Filtering Pandas DataFrames with “NOT IN”
Data is the new oil, and in today’s world, success is highly dependent on our ability to extract valuable insights from this data. But what do we do when we have large amounts of data and want to extract only a specific subset of it?
This is where filtering comes in, and pandas, a popular data manipulation library in Python, has some of the most efficient filtering functions. In this article, we will delve into the topic of filtering pandas DataFrames with “NOT IN” and provide you with some additional resources for other possible filtering operations.
“NOT IN” Filter with One Column
As the name suggests, the “NOT IN” filter selects rows not found in a specified list of values. We can easily filter with the ~df['team'].isin(values_list)
code, where df
is our pandas DataFrame and team
is the column we want to filter on.
For example, if we wanted to exclude all rows that have a certain team name, we can do the following:
import pandas as pd
# Create a dataframe
df = pd.DataFrame({
'team': ['Bulls', 'Lakers', 'Clippers', 'Nets'],
'wins': [31, 24, 27, 35],
'losses': [15, 21, 18, 10]
})
# List of team names to exclude
exclude_list = ['Lakers']
# Filter out rows
filtered_df = df[~df['team'].isin(exclude_list)]
The filtered_df
DataFrame will exclude the Lakers team from the original DataFrame. We can also filter a DataFrame based on the condition on multiple columns.

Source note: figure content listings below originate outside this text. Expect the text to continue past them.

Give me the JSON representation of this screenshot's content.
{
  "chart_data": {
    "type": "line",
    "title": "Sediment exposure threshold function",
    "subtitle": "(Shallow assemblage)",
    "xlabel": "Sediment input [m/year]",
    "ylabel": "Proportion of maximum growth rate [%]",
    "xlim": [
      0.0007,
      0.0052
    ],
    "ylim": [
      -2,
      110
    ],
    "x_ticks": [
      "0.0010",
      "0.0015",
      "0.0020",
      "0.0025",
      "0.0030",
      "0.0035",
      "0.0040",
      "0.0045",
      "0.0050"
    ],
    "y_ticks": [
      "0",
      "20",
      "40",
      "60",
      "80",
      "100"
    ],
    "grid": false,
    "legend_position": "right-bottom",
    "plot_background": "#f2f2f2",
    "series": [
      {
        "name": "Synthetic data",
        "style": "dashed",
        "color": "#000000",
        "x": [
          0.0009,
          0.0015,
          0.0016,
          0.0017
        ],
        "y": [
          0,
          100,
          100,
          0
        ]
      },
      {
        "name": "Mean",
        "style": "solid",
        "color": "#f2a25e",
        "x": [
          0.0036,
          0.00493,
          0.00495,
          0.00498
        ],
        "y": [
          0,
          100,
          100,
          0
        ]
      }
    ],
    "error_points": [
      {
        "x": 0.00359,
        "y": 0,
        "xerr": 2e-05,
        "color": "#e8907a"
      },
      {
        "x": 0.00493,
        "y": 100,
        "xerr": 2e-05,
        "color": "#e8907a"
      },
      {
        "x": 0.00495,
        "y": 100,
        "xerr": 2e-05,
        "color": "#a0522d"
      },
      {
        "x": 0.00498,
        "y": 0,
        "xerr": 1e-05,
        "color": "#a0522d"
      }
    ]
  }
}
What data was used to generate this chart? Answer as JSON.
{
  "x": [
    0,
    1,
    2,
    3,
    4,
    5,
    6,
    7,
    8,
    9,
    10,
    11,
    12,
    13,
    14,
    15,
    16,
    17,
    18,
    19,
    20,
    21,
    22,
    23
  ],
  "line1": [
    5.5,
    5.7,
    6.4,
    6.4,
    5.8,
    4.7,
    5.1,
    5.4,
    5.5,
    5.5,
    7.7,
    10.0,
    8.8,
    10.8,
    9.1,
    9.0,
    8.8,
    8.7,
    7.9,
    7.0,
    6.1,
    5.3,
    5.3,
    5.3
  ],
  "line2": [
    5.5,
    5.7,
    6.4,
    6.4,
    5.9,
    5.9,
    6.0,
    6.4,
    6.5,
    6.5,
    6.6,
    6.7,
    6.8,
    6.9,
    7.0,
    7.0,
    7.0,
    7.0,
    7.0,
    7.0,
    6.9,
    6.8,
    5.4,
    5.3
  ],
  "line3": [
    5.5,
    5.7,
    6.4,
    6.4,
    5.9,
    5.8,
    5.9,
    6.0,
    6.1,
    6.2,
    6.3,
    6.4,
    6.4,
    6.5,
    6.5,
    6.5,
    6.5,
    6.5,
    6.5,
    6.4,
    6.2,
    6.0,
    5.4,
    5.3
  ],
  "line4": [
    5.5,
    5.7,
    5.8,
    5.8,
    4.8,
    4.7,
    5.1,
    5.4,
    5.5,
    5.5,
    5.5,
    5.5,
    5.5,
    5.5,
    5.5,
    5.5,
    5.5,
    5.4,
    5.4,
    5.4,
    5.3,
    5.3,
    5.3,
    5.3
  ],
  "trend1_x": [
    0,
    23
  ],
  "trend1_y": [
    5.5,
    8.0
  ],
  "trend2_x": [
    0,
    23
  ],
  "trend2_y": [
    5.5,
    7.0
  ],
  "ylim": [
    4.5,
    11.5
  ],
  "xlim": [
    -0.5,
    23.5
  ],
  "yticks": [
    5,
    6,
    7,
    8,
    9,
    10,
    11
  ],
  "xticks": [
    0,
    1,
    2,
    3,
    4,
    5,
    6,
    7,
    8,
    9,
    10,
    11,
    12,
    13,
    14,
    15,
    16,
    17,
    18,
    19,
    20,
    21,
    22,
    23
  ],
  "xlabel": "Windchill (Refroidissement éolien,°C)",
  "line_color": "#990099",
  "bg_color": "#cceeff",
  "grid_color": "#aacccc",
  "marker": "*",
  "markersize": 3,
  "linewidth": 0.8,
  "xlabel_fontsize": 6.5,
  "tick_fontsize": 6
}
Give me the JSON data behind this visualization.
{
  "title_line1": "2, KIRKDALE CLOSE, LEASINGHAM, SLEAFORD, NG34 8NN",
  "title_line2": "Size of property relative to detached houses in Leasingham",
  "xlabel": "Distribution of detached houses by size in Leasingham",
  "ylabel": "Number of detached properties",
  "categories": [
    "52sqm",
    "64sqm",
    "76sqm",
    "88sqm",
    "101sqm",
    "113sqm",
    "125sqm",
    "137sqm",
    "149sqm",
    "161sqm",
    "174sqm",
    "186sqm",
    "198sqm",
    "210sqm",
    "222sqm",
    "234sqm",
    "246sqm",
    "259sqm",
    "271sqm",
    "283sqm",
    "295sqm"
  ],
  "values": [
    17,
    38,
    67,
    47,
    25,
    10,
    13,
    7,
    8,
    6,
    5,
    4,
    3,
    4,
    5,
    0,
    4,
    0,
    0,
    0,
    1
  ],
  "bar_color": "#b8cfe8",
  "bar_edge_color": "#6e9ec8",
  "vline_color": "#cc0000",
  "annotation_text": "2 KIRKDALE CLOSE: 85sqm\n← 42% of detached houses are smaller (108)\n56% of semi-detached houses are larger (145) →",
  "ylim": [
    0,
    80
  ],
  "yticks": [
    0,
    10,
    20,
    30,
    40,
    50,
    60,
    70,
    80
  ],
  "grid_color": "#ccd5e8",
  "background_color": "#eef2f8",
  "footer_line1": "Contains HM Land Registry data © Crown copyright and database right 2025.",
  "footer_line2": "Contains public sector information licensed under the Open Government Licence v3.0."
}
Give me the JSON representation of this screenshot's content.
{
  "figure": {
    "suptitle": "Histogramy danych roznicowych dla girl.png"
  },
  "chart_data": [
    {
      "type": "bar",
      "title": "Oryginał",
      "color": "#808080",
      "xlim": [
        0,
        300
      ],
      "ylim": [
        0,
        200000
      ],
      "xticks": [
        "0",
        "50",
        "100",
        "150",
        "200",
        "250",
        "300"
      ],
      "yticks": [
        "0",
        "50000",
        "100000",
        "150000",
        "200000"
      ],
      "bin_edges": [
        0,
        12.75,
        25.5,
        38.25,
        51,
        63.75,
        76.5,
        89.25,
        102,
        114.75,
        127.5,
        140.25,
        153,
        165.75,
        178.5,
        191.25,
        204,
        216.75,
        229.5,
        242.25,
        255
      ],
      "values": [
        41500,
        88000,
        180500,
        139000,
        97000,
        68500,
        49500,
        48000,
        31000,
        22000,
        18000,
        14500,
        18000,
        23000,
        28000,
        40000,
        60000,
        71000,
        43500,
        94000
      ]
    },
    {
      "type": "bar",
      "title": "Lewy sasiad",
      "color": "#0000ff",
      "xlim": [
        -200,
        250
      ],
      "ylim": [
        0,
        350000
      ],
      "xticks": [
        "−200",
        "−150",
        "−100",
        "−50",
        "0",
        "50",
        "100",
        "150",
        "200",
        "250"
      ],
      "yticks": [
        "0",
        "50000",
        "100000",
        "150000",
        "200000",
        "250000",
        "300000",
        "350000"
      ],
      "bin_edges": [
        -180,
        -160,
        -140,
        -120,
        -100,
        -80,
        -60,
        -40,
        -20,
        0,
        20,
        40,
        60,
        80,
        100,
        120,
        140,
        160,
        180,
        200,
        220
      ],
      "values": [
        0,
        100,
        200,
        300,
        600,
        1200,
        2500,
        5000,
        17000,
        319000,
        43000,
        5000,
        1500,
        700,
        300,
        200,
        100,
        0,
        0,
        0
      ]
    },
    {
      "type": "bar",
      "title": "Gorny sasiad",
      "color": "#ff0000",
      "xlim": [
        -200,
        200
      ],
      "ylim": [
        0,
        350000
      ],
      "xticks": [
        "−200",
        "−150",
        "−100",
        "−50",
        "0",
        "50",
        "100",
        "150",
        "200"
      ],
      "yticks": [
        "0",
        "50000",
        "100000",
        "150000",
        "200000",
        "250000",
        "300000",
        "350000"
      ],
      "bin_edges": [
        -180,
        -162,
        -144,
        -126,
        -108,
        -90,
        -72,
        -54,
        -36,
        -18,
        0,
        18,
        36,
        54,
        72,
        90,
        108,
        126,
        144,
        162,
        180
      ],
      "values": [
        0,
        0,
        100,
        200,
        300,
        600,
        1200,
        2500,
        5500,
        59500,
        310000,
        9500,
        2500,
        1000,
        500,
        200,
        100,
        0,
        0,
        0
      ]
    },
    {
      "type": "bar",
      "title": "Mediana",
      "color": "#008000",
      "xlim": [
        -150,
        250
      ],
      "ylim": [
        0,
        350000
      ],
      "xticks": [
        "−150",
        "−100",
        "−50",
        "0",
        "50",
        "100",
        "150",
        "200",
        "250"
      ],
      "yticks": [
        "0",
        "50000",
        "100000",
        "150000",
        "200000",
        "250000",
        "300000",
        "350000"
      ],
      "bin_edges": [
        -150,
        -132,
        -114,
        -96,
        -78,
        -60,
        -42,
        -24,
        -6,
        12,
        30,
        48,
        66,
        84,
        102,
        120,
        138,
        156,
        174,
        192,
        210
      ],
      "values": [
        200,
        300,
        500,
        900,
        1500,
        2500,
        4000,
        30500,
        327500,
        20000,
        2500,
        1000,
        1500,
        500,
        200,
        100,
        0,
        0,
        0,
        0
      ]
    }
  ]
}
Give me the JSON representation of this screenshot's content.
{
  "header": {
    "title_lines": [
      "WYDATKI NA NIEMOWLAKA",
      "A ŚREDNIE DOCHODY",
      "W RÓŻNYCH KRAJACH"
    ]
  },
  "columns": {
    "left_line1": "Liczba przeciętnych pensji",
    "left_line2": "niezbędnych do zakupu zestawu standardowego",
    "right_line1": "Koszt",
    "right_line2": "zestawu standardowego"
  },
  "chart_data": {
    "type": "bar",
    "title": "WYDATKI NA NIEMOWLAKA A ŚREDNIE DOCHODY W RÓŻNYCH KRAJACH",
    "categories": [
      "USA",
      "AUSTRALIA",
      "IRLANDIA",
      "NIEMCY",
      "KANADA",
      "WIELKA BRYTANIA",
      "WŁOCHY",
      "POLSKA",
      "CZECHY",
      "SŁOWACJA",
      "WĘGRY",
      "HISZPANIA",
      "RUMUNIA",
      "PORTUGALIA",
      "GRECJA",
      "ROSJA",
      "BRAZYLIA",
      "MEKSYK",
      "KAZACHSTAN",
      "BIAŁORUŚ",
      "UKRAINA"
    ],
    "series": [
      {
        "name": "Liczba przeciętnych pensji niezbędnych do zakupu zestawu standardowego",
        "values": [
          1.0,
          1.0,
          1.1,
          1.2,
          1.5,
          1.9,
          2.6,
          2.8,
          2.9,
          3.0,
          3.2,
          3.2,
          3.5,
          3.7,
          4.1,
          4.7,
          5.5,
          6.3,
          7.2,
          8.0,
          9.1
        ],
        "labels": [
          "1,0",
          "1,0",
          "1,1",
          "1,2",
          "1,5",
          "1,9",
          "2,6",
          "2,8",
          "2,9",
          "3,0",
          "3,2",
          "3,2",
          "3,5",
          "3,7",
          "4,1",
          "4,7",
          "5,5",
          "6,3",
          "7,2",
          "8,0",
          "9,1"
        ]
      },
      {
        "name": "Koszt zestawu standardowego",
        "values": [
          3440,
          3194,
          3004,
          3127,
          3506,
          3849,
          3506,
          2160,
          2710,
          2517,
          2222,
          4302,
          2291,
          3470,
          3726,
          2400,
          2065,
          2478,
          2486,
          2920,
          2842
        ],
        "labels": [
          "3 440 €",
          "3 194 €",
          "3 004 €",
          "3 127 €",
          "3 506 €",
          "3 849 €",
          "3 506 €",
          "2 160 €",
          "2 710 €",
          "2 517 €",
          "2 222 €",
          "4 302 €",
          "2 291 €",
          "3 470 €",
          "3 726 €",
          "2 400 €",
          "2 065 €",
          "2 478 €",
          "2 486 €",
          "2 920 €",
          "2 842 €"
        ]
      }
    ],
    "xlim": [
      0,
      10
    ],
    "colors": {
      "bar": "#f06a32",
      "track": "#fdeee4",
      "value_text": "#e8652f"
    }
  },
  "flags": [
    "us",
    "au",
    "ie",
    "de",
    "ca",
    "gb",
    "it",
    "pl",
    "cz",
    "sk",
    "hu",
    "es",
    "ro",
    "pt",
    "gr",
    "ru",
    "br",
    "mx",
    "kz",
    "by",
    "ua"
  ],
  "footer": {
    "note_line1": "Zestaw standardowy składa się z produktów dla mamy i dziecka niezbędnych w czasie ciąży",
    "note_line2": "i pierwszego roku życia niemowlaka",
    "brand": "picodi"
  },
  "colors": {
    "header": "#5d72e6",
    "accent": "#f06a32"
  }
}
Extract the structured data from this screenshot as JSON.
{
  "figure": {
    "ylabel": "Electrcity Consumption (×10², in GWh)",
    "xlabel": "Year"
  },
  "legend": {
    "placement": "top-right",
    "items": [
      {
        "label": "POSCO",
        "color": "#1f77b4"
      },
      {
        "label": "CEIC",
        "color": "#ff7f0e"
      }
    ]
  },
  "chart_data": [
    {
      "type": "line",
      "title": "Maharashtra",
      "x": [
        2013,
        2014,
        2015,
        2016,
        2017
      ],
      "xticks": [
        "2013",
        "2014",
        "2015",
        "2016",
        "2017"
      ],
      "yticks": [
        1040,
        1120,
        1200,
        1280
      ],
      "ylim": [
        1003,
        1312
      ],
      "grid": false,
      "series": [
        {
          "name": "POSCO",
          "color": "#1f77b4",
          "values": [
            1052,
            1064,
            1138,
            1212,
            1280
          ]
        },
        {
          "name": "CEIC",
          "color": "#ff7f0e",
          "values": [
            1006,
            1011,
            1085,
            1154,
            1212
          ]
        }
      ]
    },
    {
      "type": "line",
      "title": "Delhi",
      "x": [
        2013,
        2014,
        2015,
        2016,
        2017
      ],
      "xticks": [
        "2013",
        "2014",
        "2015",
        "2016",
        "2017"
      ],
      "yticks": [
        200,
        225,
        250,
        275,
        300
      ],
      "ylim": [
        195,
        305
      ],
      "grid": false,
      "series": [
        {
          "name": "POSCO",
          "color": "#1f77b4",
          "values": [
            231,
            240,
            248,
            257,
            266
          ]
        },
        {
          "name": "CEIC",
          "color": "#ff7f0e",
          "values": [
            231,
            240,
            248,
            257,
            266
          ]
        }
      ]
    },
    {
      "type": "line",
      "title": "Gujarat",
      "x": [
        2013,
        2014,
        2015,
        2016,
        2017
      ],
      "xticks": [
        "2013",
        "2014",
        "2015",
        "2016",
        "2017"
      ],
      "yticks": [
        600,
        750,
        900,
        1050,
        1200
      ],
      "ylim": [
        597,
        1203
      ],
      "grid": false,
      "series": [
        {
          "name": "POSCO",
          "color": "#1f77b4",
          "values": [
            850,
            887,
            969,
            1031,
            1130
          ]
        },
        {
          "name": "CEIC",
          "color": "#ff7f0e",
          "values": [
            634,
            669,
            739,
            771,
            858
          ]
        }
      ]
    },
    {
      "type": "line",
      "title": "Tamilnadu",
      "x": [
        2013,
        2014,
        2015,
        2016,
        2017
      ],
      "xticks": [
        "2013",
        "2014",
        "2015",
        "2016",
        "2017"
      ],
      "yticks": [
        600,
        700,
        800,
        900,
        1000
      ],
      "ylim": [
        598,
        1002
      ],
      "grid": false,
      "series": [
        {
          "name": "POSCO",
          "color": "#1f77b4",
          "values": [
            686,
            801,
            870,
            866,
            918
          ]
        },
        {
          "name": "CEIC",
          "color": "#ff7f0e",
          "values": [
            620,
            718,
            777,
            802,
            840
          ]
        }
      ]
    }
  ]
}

“NOT IN” Filter with Multiple Columns
To filter a DataFrame based on a “NOT IN” condition on multiple columns, we can use ~df[['star_team', 'backup_team']].isin(values_list).any(axis=1)
. The .any(axis=1)
function ensures that all values of a specific row satisfy the condition applied to the columns in the list.
For example, let’s say we want to exclude the rows that have either the Lakers or Warriors as both star and backup teams.
import pandas as pd
# Create a dataframe
df = pd.DataFrame({
'star_team': ['Bulls', 'Lakers', 'Clippers', 'Nets'],
'backup_team': ['Warriors', 'Heat', 'Celtics', 'Rockets'],
'wins': [31, 24, 27, 35],
'losses': [15, 21, 18, 10]
})
# List of teams to exclude
exclude_list = ['Lakers', 'Warriors']
# Filter out rows
filtered_df = df[~df[['star_team', 'backup_team']].isin(exclude_list).any(axis=1)]
The filtered_df
DataFrame will exclude all rows containing both Lakers and Warriors teams as either star or backup teams.
Common Filtering Operations in pandas
Apart from “NOT IN” filters, pandas provides a wide variety of other filtering operations to help us extract only the data we need. Some common filtering operations in pandas include:
- Conditional filtering with boolean indexing:
df[df['column'] > 5]
- Filtering with
.loc
and.iloc
:df.loc[df['column'] > 5, ['column1', 'column2']]
- Filtering with the
.query()
method:df.query('column > 5')
- Filtering with the
.isin()
method:df[df['column'].isin([1,2,3])]
Other Resources
Common Filtering Operations in pandas
There are several tutorials and courses available online that teach different pandas filtering operations.
Some common ones include:
- DataCamp’s Manipulating DataFrames course: This course covers all the basics of pandas data manipulation, including filtering, sorting, and aggregating data.
- pandas documentation: The official pandas documentation is well-documented and provides examples of different filtering operations with a detailed explanation of each method.
- W3Schools pandas tutorial: W3Schools provides a comprehensive tutorial that covers the basics of pandas data manipulation, including filtering.
In conclusion, pandas offers a wide range of filtering operations to help us extract only the data we need from large datasets. By using techniques such as “NOT IN” filtering with one or multiple columns, we can easily exclude specific rows from our DataFrame.
Moreover, several resources, including courses, tutorials, and documentation, are available to help us learn and apply these techniques to our data manipulation tasks. In summary, filtering Pandas DataFrames with “NOT IN” is an essential technique that can help extract significant insights from large datasets.
This technique involves excluding specific rows based on a given list of values. We can filter based on one or multiple columns, and pandas offers several common filtering operations such as boolean indexing, .loc
, .iloc
, and .isin()
.
Additionally, several learning resources such as courses, tutorials, and documentation are readily available to help us learn about different filtering operations and leverage them in our data manipulation tasks. By applying filtering techniques, we can gain valuable insights and ultimately make data-driven decisions more accurately and efficiently.